| Date | April 22, 1990 |
| Location | Nigeria |
| Result | Coup fails. Ibrahim Babangida remains in power.; |

Belligerents
- Military government Armed Forces Ruling Council (AFRC);: Armed Forces faction

Commanders and leaders
- Ibrahim Babangida: Gideon Orkar

= 1990 Nigerian coup attempt =

1990 coup attempt by Major Gideon Orkar in Nigeria

The 1990 Nigerian coup d'état attempt was a military coup attempt which took place in Nigeria on 22 April 1990 when a faction of Armed Forces officers, led by Major Gideon Orkar, attempted to overthrow the government of General Ibrahim Babangida (who himself took power in the 1985 coup d'état). Rebel troops seized the FRCN radio station and various military posts around Lagos, including the military headquarters and presidential residence, the Dodan Barracks. Babangida was present when the barracks were attacked but managed to escape by a back route. In the coup address, Orkar called for the excision of five northern states of Nigeria, he accused Babangida of planning to install himself as Nigeria's life president, accused the Federal Military Government of marginalization of the people of Niger Delta and the entire Southern part of the country.

In his letter addressed to the nation through a live broadcast at around 4am of April 22, 1990, they made a stunning announcement expelling indigenous people of far North states of Bauchi, Borno, Katsina, Kano and Sokoto from Nigeria. Analysts have argued that part of the reason for the coup's failure was the ethnic undertones and bias that accompanied their coup speech broadcast. Also, the amateurish excise of citizens of the core North away from military and civil life was naturally going to divide the same people whose support they would have needed especially at such an infant stage of their coup plot. In fact, military officers of Northern extraction rallied in support of the FMG when they found out it was a plot targeting their very existence.

Although, the coup was identified to be masterminded by Major Gideon Orkar, the trial of the April 22, 1990 coup and other evidences shows that he was just a conduit and not the original mastermind behind the coup. The ideological arrowheads of the coup were Lt. Colonel Anthony Nyiam, Major Saliba Mukoro, Major Cyril Obahor and it was only in the latter stages of the coup that Orkar was recruited into the plot. It must also be said that millionaire businessman Chief Great Ovedje Ogboru was the top financier of the coup.

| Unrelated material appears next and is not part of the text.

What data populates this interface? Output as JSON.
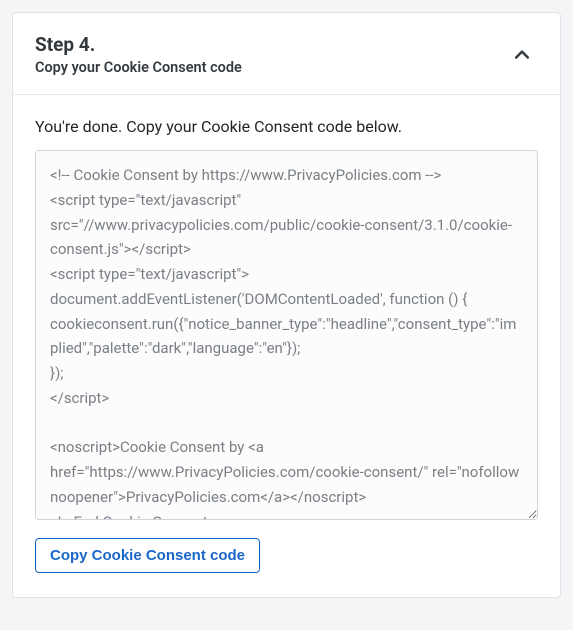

Hundreds of people, including some civilians, were arrested after the coup attempt and the death toll involved in the shootouts between the rebel forces and the government troops coupled with the post-trial executions that took place made it the bloodiest coup d'état in Nigeria's history. Orkar and 41 of his co-conspirators were confronted and captured by government troops. They were convicted of treason. On 27 July 1990, they were executed by firing squad.